P.E.D. reports, “‘We believe this data tells us two things,’ Munster wrote in a note to clients Wednesday.”

Read more in the full article here.

19 Comments

  1. Unfortunately Wall Street is not remotely interested in how long a smartphone lasts or its resale value. It can probably be seen as a disadvantage for a company if users tend to hold on to their smartphones longer. It only means that buyer turnover will be slower and that company will likely sell less smartphones every quarter. Wall Street seems only interested in bulk sales of disposable products which rapidly increases market share. Apple runs its company exactly opposite to how Wall Street prefers a company to be run.

    In the case of Android smartphones, they have a huge advantage of being cheap and disposable. If they don’t work all that well, the owner will just toss it and buy another one which will cause a rapid turnover within that particular platform. Google can brag about activating billions of Android smartphones because consumers buy them, activate them, get tired of them or they break and they replace them with another cheap Android smartphone. That constant turnover indicates growing market share and little else.

    However, Wall Street investors seem to be fooled by this tactic and consider Android as a huge unbeatable platform. Maybe it is if most consumers can only afford cheap smartphones, but I question how satisfied consumers are with the platform. I think if Apple were to build a less expensive iPhone that were of relatively high quality, Apple might be able to create loyal users within that group but it still wouldn’t create that explosive market share growth that Wall Street is looking for.

    Apple just doesn’t seem to do anything that Wall Street likes a company to do that would give it a higher shareholder value.

    1. Yup, there’s a term I used for that type of Wall Street thinking when it comes to the Mac/PC battle, where a PC would get so slow and broken after a year or so that rather than fix the OS issues a user would just shell out $400 for a new one:

      The “Broken Windows fallacy”

    2. Completely wrong. The article had nothing to do with how long people hold onto their smartphones. It was about desirability, and the iPhone is clearly more desirable than Samsung phones based on resale value (demand vs. supply).

      As for “cheap Android smartphones”, while there are cheap ones, Samsung Galaxy S4s are most certainly not cheap. They are priced right where an iPhone 5 is priced, and replacement cost for one lost while under contract is $800-$900 or more — just like an iPhone.
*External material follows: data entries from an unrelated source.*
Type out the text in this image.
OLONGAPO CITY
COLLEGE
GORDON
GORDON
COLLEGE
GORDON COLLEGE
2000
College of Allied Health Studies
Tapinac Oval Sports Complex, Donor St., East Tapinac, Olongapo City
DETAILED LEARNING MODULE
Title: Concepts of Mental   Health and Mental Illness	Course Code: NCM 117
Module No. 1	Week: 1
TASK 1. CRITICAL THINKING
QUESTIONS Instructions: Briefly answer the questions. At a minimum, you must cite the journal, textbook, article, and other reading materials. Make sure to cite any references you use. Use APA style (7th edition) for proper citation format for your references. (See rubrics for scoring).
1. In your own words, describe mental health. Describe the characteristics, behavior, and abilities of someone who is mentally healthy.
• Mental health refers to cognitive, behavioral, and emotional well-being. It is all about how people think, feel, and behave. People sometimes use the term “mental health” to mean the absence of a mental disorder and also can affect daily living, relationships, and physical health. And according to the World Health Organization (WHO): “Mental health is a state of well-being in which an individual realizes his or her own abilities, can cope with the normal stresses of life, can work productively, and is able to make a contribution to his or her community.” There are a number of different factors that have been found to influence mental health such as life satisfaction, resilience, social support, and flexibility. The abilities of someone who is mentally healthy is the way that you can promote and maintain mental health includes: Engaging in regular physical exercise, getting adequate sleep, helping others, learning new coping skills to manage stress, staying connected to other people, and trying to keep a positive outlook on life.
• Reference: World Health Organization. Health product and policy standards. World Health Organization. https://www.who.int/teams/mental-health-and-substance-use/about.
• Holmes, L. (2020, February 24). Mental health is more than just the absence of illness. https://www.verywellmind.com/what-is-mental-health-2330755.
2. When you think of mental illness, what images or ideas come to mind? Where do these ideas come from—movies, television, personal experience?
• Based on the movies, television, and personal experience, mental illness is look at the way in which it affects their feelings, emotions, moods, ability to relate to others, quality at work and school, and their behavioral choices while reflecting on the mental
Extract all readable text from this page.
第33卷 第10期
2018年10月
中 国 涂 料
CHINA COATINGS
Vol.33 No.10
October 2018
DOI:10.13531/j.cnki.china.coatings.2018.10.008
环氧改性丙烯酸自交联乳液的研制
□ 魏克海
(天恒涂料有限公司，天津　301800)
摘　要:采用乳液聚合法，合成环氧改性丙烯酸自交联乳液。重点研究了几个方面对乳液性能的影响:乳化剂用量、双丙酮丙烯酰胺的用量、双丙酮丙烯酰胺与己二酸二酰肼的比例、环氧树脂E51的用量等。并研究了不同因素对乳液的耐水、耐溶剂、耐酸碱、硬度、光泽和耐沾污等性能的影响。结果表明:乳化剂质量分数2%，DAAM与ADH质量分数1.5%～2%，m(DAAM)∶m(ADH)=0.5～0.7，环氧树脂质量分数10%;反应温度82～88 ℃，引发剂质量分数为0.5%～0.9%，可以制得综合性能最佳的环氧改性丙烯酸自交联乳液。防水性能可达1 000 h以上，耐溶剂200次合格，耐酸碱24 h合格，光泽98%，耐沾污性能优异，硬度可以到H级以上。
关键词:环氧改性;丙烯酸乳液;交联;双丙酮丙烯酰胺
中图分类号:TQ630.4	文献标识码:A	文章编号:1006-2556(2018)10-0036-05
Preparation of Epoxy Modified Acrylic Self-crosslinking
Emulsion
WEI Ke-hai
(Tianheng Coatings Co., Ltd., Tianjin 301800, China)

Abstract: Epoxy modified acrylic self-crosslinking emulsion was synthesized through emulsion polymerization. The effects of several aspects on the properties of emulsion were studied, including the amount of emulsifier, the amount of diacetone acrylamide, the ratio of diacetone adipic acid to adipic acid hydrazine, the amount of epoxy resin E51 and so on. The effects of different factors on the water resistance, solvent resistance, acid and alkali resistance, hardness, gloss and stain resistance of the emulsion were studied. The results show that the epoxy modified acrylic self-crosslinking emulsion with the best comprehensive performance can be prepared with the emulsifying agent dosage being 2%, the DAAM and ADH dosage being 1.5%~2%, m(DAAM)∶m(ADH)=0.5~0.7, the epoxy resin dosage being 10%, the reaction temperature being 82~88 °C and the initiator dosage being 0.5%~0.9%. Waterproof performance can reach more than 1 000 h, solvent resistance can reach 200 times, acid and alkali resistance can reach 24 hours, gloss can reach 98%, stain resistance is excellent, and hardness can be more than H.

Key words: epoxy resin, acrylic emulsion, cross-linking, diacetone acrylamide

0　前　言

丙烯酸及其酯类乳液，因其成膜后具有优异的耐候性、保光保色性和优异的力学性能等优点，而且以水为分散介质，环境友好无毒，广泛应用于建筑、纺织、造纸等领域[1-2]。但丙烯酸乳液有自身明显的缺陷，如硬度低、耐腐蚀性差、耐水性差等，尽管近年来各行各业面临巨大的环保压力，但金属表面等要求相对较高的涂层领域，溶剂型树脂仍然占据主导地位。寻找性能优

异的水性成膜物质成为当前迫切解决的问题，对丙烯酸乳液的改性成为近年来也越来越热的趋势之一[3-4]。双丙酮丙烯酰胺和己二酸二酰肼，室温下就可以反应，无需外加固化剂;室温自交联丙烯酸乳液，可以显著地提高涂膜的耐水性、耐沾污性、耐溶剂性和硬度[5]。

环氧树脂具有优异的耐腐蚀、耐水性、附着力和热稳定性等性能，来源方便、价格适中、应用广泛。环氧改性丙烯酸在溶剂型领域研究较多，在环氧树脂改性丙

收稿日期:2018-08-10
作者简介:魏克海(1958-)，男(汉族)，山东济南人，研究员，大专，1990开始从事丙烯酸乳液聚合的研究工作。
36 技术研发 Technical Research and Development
  2. On the negative side of things, this makes Apple’s sales numbers look bad because people are (probably) buying more used iPhones (rather than new ones). That’s why this news will probably drive Apple stock prices down…

    1. Baloney. You can get a free iPhone with a 2 year contract, or just $100 for an iPhone 4S. An iPhone 5 is $200 with a contract, not much more than you would buy a used iPhone 4 for.

  3. I still have all three of my iPhones, a 3, a 4, and a 5. The 3G isn’t used, and as the back is cracked around the headphone socket, I figured I’d get very little for it. My 4 is in use daily, I had it unlocked, and put a SIM in on a cheap PAYG system, that has unlimited data, and I use it mostly as an iPod, and for navigation in the car. I really love that phone, it’s weight and solidity is very reassuring. The 5 is in a waterproof case, and it’s used for pretty much everything else, but particularly photography, and it’s attached to a thick lanyard for safety, when used near the sea. TBH, when I upgrade again, next year, I’ll sell the 5, and keep the 4, just getting a new battery fitted, the 5 will fetch enough to offset the cost of a 6.